Last Tuesday night may have been one of the worst of my life. Soaking my feet in ice water had stopped being effective for a couple of days, but I still did it, mostly to try and numb the constant burning and throbbing that radiated up from my feet and hands and was gradually spreading up my limbs.
Minute by agonizing minute, the night ticked by. I’d drift off to sleep for twenty minutes until a twitch or jerk would send a fresh ripple of pain. Just the weight of the blankets was painful.
The wife finally came in around six am to check on me and quickly noticed that I’d soaked the sheets in sweat. She ran out to get the thermometer and it wasn’t long after that I was bundled in the car and headed to the hospital.
Chemo kicks the crap out your white blood cells, which help you fight off disease. This leaves you very vulnerable to infection and all chemo patients have this card that tells you what to do in case of fever.

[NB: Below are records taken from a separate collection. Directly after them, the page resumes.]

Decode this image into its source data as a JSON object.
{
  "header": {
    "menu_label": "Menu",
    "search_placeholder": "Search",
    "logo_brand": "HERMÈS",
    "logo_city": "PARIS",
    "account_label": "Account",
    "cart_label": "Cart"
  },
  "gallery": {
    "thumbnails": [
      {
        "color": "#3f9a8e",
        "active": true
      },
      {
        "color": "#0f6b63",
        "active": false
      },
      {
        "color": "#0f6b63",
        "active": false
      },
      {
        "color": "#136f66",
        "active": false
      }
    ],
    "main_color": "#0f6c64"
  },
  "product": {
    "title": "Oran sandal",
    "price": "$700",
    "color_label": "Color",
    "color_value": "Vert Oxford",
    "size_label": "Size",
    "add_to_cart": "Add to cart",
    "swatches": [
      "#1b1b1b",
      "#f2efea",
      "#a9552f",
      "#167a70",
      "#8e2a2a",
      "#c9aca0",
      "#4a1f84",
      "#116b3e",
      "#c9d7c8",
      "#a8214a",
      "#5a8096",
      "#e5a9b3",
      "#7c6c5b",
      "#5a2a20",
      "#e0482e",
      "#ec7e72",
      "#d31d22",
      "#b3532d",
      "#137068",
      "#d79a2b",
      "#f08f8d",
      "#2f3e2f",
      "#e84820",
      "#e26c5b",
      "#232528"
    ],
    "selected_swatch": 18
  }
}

If you have to go to an ER, you present this card and they don’t make you wait for 6 hours in a room full of infectious sick people. Luckily, we didn’t have to go to the ER this time; we had called ahead and were rushed right up to oncology where they checked me out and the next thing I knew I was admitted.
Since we’d gone in such a rush, I had nothing but the clothes on my back and my e-reader. I also spent my few days in the transplant ward (also a place where infection is very dangerous) which didn’t have wifi.
Quick run down on the medical stuff. One blood transfusion later and my blood counts are slowly rising plus I haven’t had a fever in a couple of days. And in a development that made me freakin’ ecstatic, this morning they gave me a break from the IV for the first time in four days! It is amazing how much you come to loath those dragging those things around.
The silver lining to all this is that while they have to deal with the fever, they have also been looking into the hand and foot pain. They were pretty dismissive when the pain first started and tried to blame it on my Crohn’s, but the problem with that hypothesis is that chemo is usually beneficial for Auto-Immune Disease patients and I’m still taking steroids, both of which would fight any symptoms of Rheumatoid Arthritis.
I saw my GI doc on my own while I was bumped to and cleared by Rheumatology. Then they tried Infectious Disease just to make sure I didn’t have meningitis, hepatitis or transmissible spongiform encephalopathy. My next stop is Neurology on Monday, but the old Infectious Disease doc probably summed it up best with, “All your Doctors are twenty years old, they haven’t seen shit. Its one of the chemo drugs, you’re just having a bad reaction.” Then again, he also tried to test the reflexes of my ankles by grabbing them real hard and whacking them with a hammer. He thought my reflexes were a little slow, as they might be since I was arched over backwards in pain at the time.
On Monday I have an appointment with my main Doctor (who was on a deserved vacation last week) and will be looked over by Neurology. Hopefully they will clear me as well and we can get back to figuring out which drug is boiling my feet in acid. My real hope however is that they let me go home for a day or two this week. My next five-day round of Chemo is due to start Thursday.